Plenary session 2
Tuesday, 7/15, 9:00-12:00, Congress Centre
Superdiffusive Central Limit Theorem for the critical Stochastic Burgers Equation
Giuseppe Cannizzaro (University of Warwick)
The Stochastic Burgers Equation (SBE) is a singular, non-linear Stochastic Partial Differential Equation (SPDE) which was introduced in the eighties by van Beijren, Kutner and Spohn to describe, on mesoscopic scales, the fluctuations of stochastic driven diffusive systems with one conserved scalar quantity. The classical example of such systems is the Asymmetric (Simple) Exclusion process (ASEP), an interacting particle system whose large-scale behaviour has fascinated probabilists and mathematicians for more than half a century. In the subcritical spatial dimension d=1, the SBE coincides with the derivative of the celebrated Kardar-Parisi-Zhang equation, which is polynomially superdiffusive and whose fluctuations are described by the KPZ Fixed Point, while in the super-critical dimensions d>2, it was recently shown to be diffusive and rescale to a biased Stochastic Heat equation. The present talk focuses on the critical dimension d=2, which falls outside of the ground-breaking theory of Regularity Structures and whose large-scale behaviour had long been open. In their seminal work, van Beijren, Kutner and Spohn conjecture that the SBE should be logarithmically superdiffusive with a precise exponent but this has only been shown up to lower order corrections (both for ASEP in a landmark paper of H.-T. Yau, and, more recently for the SPDE). We pin down the logarithmic superdiffusivity exactly by identifying the asymptotic behaviour of the so-called diffusion matrix and show that, once the logarithmic corrections to the scaling are taken into account, the solution of the SBE satisfies a central limit theorem. This is joint work with Q. Moulard and F. Toninelli.
Energy propagation in stochastically perturbed harmonic chains
Tomasz Komorowski (IM PAN)
Nature has a hierarchical structure with macroscopic behavior arising from the dynamics of atoms and molecules. The connection between different levels of the hierarchy is however not always straightforward, as seen in the emergent phenomena, such as phase transition and heat convection. Establishing in a mathematical precise way the connection between the different levels is the central problem of rigorous statistical mechanics.
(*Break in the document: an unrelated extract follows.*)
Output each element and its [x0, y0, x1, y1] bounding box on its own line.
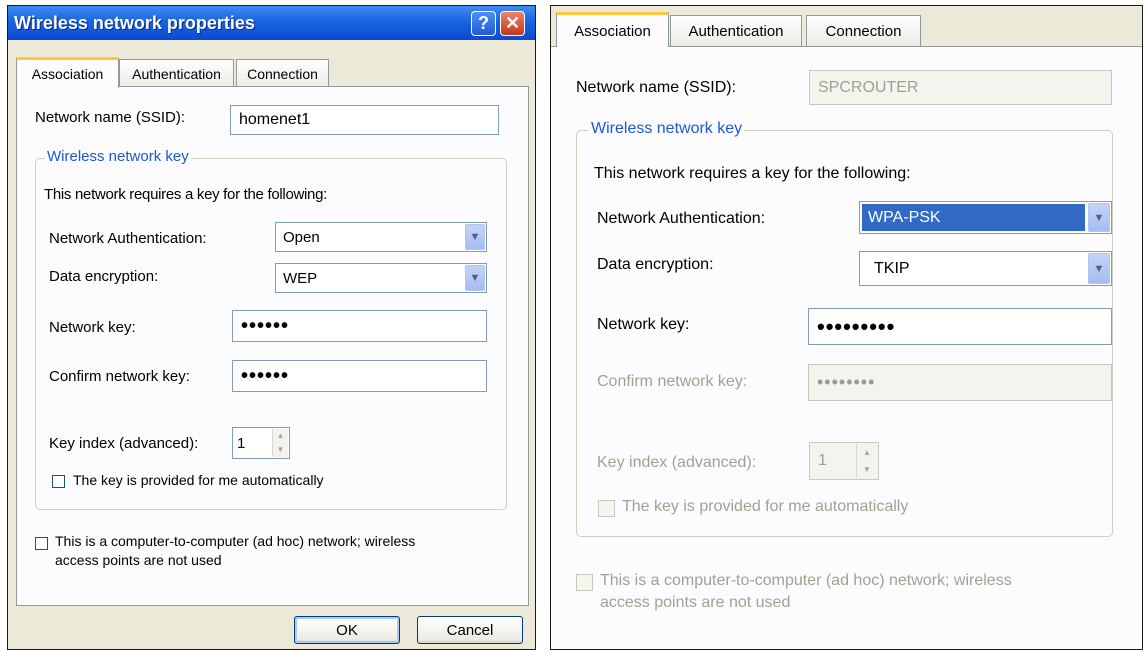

One of the methods leading to such results is to introduce some stochasticity inside the system.
A classical microscopic model of the thermal energy transport is provided by a chain of coupled oscillators on a integer lattice, that describes atoms (or molecules) in a crystal. We summarise some of the results obtained recently concerning the derivation of the macroscopic heat equation from the microscopic behaviour of a harmonic chain with a stochastic perturbation. We focus our attention on the emergence of macroscopic boundary conditions. The results have been obtained in collaboration with Joel Lebowitz, Stefano Olla, Marielle Simon.
Critical long-range percolation
Tom Hutchcroft (Caltech)
Many statistical mechanics models on the lattice (including percolation, self-avoiding walk, the Ising model and so on) have natural "long-range" versions in which vertices interact not only with their neighbours, but with all other vertices in a way that decays with the distance. When this decay is described by a power-law, it can lead to new kinds of critical phenomena that are not present in the short-range models. I will describe a new approach to the study of these models that allows us to go well beyond what is known for short-range models, particularly in intermediate dimensions.